Well, there are many ways to optimize this code.

If you want to stick with CPU-based computation (which is much easier to do, but will also always be significantly slower or come with other drawbags), the first thing I would do, is to find a faster hash map implementation. You're doing about 4.000.000 hash table look ups, so even small improvements in hash table access speed can make a measurable difference. It won't be a huge gain, but it's a fairly low hanging fruit.

If you do this calculation many times (eg when rendering a single frame in an interactive application), you could also pipeline the work: Instead of accessing the texture memory right away, you always access the memory from a few frames ago, and the GPU also later accesses the uploaded memory from a few frames ago. This increases memory cost a lot (since you have to keep multiple frames in flight at all times), and the GPU will always only see the result of the computation from a couple frames ago, but this will also completely remove the performance cost of reading the textures on the CPU and uploading the result back to the GPU, if you keep a sufficient number of frames in flight. Obviously, if this is a one-time computation, or if it's not acceptable to have a delayed result on the GPU, this isn't an option.

You could then further optimize the code by using multiple threads, though that work would probably not be worth it.

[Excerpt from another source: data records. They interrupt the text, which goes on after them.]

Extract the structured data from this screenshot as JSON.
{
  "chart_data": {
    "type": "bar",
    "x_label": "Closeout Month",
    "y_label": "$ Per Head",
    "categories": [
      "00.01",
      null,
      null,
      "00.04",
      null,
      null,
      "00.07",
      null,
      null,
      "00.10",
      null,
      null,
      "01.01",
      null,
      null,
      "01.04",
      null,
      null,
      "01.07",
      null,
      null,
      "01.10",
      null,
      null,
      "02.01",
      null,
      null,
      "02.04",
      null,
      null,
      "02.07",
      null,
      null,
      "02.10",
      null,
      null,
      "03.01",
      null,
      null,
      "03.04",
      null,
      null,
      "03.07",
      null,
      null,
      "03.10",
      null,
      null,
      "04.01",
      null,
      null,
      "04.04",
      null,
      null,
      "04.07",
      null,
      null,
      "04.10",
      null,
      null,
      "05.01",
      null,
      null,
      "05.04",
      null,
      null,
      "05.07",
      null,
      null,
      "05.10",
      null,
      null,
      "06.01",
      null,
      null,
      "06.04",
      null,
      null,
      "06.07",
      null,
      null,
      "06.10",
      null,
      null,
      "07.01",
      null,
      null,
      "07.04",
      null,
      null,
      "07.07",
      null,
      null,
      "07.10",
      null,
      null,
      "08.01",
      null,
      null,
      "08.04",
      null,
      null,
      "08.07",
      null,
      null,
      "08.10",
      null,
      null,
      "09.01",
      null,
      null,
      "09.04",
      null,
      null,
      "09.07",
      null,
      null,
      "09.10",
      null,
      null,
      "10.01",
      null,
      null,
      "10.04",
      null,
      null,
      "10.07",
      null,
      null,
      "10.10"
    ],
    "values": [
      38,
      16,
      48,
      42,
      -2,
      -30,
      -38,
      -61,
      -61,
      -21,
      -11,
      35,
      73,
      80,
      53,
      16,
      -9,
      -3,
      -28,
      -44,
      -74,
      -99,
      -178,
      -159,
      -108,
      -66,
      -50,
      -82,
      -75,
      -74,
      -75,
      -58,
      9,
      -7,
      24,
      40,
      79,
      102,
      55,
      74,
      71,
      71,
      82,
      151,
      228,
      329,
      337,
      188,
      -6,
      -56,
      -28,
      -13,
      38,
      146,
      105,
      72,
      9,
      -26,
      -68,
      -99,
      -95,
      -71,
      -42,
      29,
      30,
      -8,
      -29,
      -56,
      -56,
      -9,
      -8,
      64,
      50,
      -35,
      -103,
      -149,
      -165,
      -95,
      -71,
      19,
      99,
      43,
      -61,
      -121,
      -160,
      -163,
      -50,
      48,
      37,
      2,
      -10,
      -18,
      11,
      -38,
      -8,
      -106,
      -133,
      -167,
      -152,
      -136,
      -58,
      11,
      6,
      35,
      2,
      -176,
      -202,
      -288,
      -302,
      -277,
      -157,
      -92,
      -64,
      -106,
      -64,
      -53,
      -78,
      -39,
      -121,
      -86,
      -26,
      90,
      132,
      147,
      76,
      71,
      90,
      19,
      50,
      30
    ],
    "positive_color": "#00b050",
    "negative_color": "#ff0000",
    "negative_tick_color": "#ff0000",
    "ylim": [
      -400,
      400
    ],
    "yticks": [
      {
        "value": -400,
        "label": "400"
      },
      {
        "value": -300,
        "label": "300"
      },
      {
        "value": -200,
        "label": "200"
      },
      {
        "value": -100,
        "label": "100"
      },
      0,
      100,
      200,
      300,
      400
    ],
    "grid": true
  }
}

Doing this computation on the GPU is possible, but much more involved. Since GPUs are highly parellized, implementing a hash map on the GPU is very challenging. Instead, I would use multiple shaders to re-organize the data until you don't need a hash table anymore. The basic idea is, to sort your data by key (store the original position of each entry in the sorted data), then to use prefix sum to 'flatten' all successive entries with the same key into a single number, which you then can use to schedule work for each unique key. The exact implementation of this depends on a few details - for example, you might use indirect execution to schedule one thread (or one thread group/etc) per unique key, or you might re-write your math such that it can be done atomically, and then run one thread per pixel (note that atomic operations on floats are only supported with some vendor specific extensions, and are not available on every hardware). At the end, using the stored original position of each entry before the sort, and the position of the entry in the sorted data, you can write the result into each pixel.

This whole process requires multiple compute shaders and additional buffers, and writing compute shaders and this whole pipeline in a way that they're fast and efficient is a topic of it's own. But if you put the work and time into it, you can make this much faster than any CPU side approach (taking probably less than 1 ms on good hardware, I would guess).